How Children's Volunteer Health Network Works

Health Care Crisis in the Florida Panhandle

Many families can't afford effective health care insurance.
Many families can't afford effective health care insurance.

There are more than 45 million people in America without any health coverage [source: U.S. Census Bureau]. Nearly 7 million of those people are children [source: CDC]. In Walton County, Fla., there are around 54,000 total residents. Of the 11,000 children who live in Walton County, 2,500 of them don't have health insurance [source: U.S. Census Bureau, CVHN]. In the entire state of Florida, there are more than 840,000 kids without health insurance, and 340,000 of those uninsured kids live in poverty [source: statehealthfacts].

But aren't children who aren't privately insured covered by federal or state Medicaid services like Florida's Kid Care program? Some are, but not all. Some lower-income families don't meet all the criteria to receive government assistance. Also, months or even years may pass before an application for disability coverage is approved. A person must be jobless for two months before applying for unemployment benefits (and, until 2009, the waiting period had been six months).

Families may have just moved into the state and haven't established residency, or a child in need of medical intervention may have parents who aren't legal residents. Pregnant women and the children of parents working for the state of Florida aren't eligible for the state's Kid Care program [source: Bousquet].
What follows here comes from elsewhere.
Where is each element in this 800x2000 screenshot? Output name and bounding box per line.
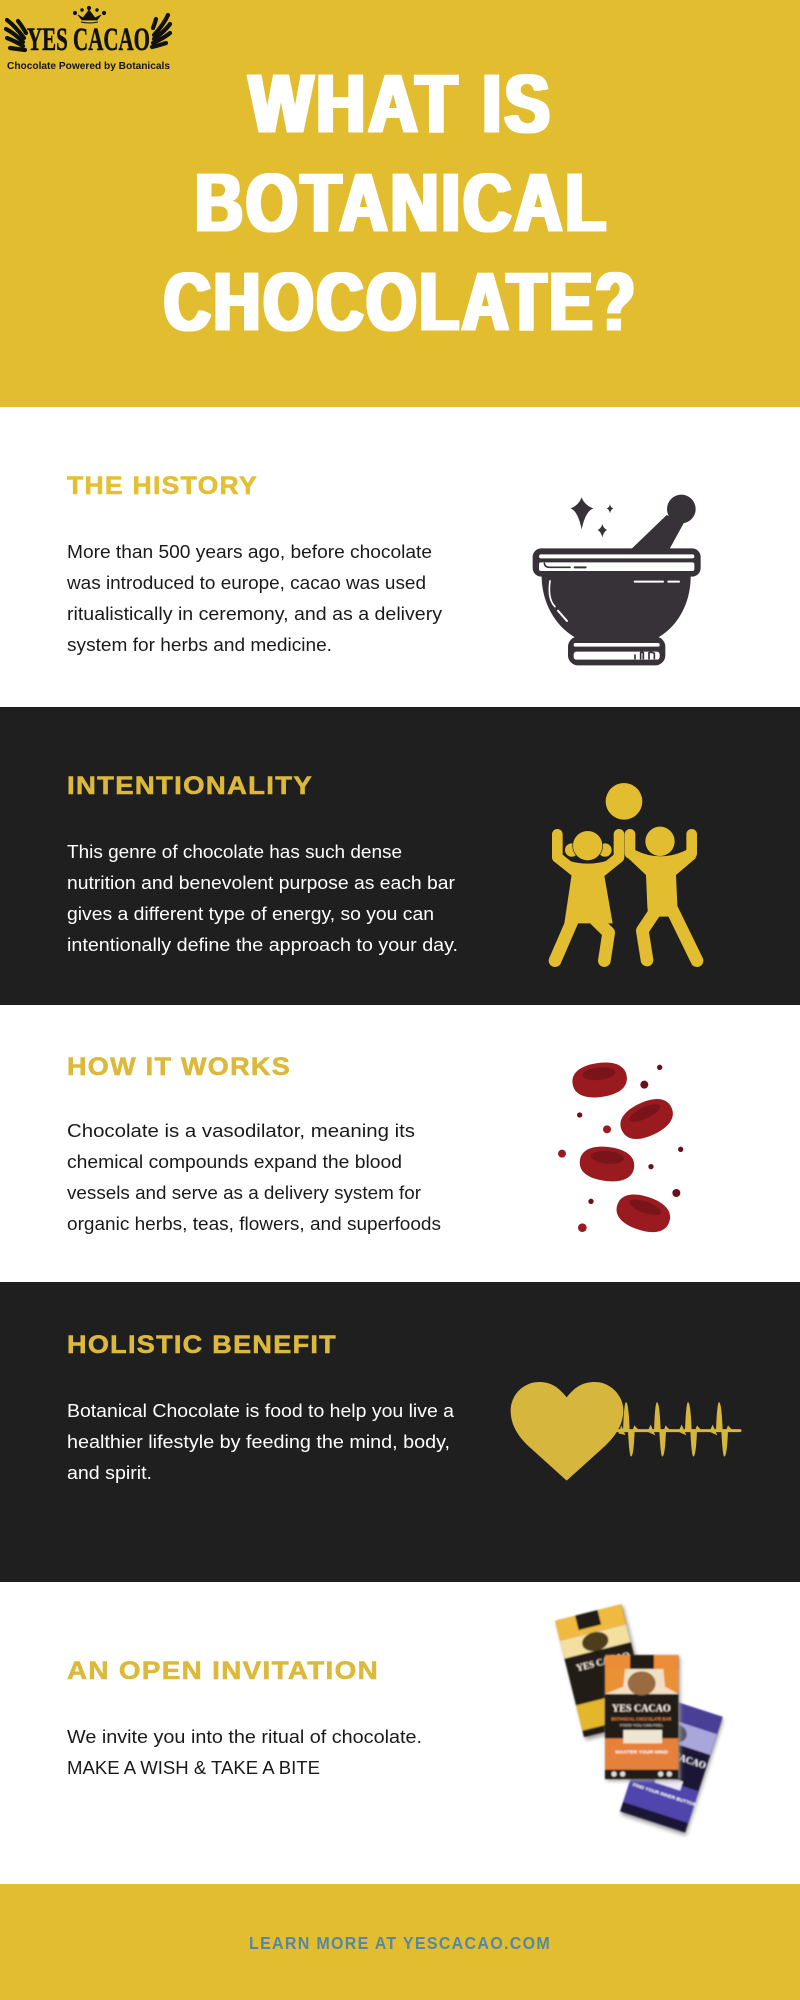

The hospital that serves that portion of Northwest Florida -- Sacred Heart on the Emerald Coast -- spends as much as $1.5 million each month on providing care without any compensation whatsoever in return.

While many families do have Medicaid coverage, there's a shortage of health care providers who accept it. This is in part due to cuts in funding to the state Medicaid program and also a lack of recruitment on the part of the state to sign more doctors up. So while only two out of five kids in Walton County have any dental insurance at all, there aren't any dentists in the county who accept Medicaid, and only one in Okaloosa who does.

The result is a serious health care crisis in northwest Florida. Many of these uninsured children receive no preventive care, and many don't receive the help they need when they get sick or hurt. This can culminate in longer illnesses, more missed school days and a poorer state of health than children who do receive preventive and routine care.